The year 2011 was the advent of the retirement crisis in America. As we move forward into 2012 and the next several years, an unprecedented number of Americans will enter into retirement, 79 million to be exact. However, the majority of them are financially ill-prepared for retirement. Baby boomers face numerous retirement income challenges, many of which are unique to their generation.
As this generation enters retirement, we are seeing growing uncertainty among the sources of retirement income that have traditionally been heavily relied upon by retirees, such as Social Security. On top of that healthcare costs continue to increase and will continue increasing in the coming years. The life expectancy of baby boomers exceeds that of previous generations and in turn they will be spending more time in retirement than previous retirees, thus requiring retirement savings to last over a longer period of time.
Given these factors, it’s not surprising that recent studies by the Insured Retirement Institute (IRI) found that the top concern of nearly one-third of boomers is having adequate retirement assets, and over half said they plan on working in retirement for income. Yet it is not necessary for boomers to sacrifice their retirement goals. With proper planning and guidance from a financial professional, this generation can crack the retirement code and retire with financial security.

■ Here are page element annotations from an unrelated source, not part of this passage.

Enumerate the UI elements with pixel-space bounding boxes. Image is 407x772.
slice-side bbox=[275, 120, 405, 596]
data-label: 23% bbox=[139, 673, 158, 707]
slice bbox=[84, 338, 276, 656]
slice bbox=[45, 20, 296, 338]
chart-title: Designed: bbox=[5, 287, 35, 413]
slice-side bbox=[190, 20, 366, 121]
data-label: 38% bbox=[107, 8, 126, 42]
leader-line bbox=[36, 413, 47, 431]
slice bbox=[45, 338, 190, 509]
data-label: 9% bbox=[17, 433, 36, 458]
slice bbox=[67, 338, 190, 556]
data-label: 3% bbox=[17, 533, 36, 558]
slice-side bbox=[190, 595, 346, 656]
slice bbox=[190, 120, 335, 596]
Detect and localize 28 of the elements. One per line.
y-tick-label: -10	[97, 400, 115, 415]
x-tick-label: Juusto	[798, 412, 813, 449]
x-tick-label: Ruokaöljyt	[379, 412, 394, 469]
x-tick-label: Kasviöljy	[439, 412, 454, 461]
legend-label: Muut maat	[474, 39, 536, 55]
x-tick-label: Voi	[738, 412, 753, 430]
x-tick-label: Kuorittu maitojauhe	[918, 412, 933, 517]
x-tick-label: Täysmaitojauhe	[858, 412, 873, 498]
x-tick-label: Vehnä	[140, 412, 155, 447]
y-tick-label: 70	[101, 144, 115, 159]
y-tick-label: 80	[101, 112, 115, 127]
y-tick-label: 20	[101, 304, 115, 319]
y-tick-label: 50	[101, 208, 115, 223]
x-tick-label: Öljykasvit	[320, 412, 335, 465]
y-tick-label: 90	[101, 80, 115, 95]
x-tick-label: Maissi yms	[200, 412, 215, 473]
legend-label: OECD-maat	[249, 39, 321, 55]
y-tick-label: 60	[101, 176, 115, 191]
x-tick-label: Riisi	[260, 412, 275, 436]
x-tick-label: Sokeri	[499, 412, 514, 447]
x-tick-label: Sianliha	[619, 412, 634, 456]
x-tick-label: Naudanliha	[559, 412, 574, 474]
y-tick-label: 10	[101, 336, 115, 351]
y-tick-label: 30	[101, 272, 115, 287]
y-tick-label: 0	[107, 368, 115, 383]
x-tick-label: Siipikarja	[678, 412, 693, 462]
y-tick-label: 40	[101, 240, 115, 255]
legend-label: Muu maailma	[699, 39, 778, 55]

Social Security Instability
What Your Peers Are Reading
Social Security has traditionally been a major source of retirement income for retirees, and Americans have come to rely upon it to cover many essential costs during retirement. However, over the past several years we have seen decreasing solvency of the fund. In 2010 and 2011, for the first time since the program’s inception, retirees did not receive a Cost of Living Adjustment (COLA) in their Social Security checks. Yet they still shouldered the burden of inflation and increasing medical costs. In 2012, retirees will receive a COLA, however much of it will be negated by the increase in Medicare Part B premiums.
Still many Americans nearing retirement plan on Social Security providing for a majority of their income throughout retirement. More than four out of 10 baby boomers cited Social Security as a major source of retirement income with 51 percent of older boomers anticipating it to make up a significant portion of their retirement income.
Rising Healthcare Costs
The cost of healthcare climbs higher and higher each year, often outpacing the rate of inflation. Between 2000 and 2009 alone, medical and prescription costs, health insurance premiums and deductibles rose nearly 150 percent. At these rates the high cost of healthcare will become greater and is a significant factor that Americans must account for when considering how much they need for retirement. A study by the Center for Retirement Research at Boston College found that a couple who are both 65 can expect the cost of healthcare for the remainder of their lives to be $260,000.
Sadly, nearly 50 percent of boomers believe they do not have enough money to cover these expenses during retirement. This leaves many of them questioning their ability to ever fully retire.
Increased Life Expectancy
Not only are today’s pre-retirees facing the challenges of Social Security instability and mounting healthcare costs they are also living longer making the time spent in retirement longer. Half of today’s 65-year-old men are expected to live until age 85 and half of women 65 years old or older are expected to live to age 88, thus baby boomers could spend roughly 20 years or more in retirement. Consequently, this generation will require more savings and to make their retirement savings extend over a longer period of time than previous generations.